Как ни торжественно слово «основоположники», как ни плохо вяжется оно с темпераментами троих смелых искателей, безбоязненных экспериментаторов, фантазеров и театральных новаторов, тем не менее слово это обязательно, ибо оно верно. Основы заложены ими – Станиславским, Немировичем-Данченко, Мейерхольдом; они, открывая новые сценические миры, создали язык современной сцены. В их взаимной полемике, подчас до крайности напряженной, в их режиссерских композициях, по-разному выражавших веления менявшегося времени, в их тяготениях к Чехову или Гоголю, к Достоевскому или Толстому, к Блоку или Леониду Андрееву, к Маяковскому или Булгакову, наконец, в их суждениях об искусстве, о его возможностях и методах, о его прошлом и будущем, нынешние мастера находят опору своим исканиям и экспериментам.

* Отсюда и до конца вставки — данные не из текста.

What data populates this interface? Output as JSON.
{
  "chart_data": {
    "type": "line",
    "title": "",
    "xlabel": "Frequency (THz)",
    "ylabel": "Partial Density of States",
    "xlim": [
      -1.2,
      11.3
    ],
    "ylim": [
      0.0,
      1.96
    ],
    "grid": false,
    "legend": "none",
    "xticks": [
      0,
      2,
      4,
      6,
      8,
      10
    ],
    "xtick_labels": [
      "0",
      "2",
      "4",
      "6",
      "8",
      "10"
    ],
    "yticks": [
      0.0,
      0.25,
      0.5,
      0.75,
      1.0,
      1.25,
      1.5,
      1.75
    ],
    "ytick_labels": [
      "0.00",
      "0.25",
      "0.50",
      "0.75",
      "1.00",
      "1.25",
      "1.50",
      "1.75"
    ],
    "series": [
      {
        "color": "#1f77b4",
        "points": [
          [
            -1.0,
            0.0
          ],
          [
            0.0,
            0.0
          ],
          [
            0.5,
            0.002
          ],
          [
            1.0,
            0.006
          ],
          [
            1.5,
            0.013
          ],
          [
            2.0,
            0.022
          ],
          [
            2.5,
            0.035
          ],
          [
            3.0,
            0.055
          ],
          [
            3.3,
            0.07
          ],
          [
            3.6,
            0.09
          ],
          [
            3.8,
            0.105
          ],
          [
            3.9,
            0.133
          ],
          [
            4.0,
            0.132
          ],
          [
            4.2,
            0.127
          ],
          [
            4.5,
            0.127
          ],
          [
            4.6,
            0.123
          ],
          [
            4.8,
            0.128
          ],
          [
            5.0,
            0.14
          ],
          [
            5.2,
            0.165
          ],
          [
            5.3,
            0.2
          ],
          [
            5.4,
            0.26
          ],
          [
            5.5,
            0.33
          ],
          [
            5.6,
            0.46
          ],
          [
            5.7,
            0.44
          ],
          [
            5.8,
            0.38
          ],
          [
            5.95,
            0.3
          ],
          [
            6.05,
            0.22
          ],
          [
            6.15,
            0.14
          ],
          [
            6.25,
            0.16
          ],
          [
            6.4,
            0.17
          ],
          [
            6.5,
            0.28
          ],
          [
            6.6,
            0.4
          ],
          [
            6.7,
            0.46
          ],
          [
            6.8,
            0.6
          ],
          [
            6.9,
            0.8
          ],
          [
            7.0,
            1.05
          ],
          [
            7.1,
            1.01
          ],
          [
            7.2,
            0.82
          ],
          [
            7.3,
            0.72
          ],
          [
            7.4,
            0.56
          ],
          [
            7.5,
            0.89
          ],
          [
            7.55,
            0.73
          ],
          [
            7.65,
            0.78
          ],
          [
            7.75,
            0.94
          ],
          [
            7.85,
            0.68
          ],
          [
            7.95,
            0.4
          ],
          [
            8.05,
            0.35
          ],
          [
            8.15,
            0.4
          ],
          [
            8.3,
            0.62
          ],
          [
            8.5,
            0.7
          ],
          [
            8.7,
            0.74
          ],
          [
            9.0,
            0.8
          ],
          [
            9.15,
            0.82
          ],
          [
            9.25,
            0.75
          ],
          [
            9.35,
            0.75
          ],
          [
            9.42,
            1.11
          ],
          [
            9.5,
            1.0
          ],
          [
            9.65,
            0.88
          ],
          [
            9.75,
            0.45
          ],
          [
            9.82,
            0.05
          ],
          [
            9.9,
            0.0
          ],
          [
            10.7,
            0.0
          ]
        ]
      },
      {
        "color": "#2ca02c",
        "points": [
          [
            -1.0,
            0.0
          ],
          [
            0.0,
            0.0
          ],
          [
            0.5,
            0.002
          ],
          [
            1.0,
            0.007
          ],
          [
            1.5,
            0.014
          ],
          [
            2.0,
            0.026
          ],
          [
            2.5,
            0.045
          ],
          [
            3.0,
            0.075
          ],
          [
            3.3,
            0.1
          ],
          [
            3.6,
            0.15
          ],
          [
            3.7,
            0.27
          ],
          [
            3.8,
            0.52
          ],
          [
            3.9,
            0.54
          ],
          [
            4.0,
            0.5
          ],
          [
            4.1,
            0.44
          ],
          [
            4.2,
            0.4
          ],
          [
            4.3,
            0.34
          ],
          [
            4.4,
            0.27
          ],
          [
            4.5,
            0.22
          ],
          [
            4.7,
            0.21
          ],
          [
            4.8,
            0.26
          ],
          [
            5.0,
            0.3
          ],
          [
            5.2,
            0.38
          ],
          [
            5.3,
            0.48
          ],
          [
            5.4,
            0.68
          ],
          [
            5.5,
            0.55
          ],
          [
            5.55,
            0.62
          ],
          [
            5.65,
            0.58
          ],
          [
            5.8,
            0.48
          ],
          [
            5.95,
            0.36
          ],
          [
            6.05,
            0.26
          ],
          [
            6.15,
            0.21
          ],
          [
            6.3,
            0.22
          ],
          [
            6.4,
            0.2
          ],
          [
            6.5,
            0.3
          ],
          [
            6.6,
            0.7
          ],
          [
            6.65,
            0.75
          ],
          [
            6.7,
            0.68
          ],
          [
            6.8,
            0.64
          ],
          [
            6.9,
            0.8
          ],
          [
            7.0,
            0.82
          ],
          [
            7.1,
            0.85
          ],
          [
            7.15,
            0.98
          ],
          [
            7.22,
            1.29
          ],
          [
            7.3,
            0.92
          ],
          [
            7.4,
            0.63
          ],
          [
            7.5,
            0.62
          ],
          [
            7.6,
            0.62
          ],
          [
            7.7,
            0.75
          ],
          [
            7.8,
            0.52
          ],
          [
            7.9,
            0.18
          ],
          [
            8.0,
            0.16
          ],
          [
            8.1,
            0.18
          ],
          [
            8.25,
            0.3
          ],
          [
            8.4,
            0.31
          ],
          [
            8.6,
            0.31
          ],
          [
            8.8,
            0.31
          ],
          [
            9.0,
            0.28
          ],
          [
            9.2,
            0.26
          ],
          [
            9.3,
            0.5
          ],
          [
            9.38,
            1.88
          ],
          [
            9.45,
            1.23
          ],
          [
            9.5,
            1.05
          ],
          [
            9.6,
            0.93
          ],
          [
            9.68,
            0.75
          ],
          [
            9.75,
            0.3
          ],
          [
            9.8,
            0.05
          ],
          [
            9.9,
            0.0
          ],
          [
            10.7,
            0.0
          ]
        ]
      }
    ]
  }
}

Понятно поэтому, что главы, посвященные Станиславскому, Немировичу-Данченко и Мейерхольду, вызывают острый интерес. Тем более, что написаны эти главы отнюдь не в бесстрастно академической манере, А, Мацкин – тонкий и чуткий театральный критик. Выступая в амплуа историка, он сохраняет свойственный его критическим статьям вкус к конкретному и доказательному анализу, Пафос исследований А. Мацкина состоит в поисках общности, соединяющей театр с русской общественной мыслью, с литературой, с живописью, с музыкой, и – шире – глубинных связей развития литературы и искусства с движением самой истории.

Мысли автора во многом питаются его собственными, давними или сравнительно недавними театральными впечатлениями, подтверждаются скромными и краткими, но содержательными воспоминаниями о личных встречах с великими режиссерами, опираются на высказывания других критиков, часто сопровождаются публикациями интересных архивных текстов, но неизменно подчинены динамике истории, не просто ее учитывают, а ею проникнуты.

Все, что А. Мацкин писал доныне, как бы вело его к Этой книге, к «Портретам и наблюдениям», – книге внутренне полемической, более го-го, всем своим строем и духом приглашающей к полемике, предлагающей не просто поводы для дискуссии, но выдвигающей целый ряд проблем, настоятельно требующих осмысления.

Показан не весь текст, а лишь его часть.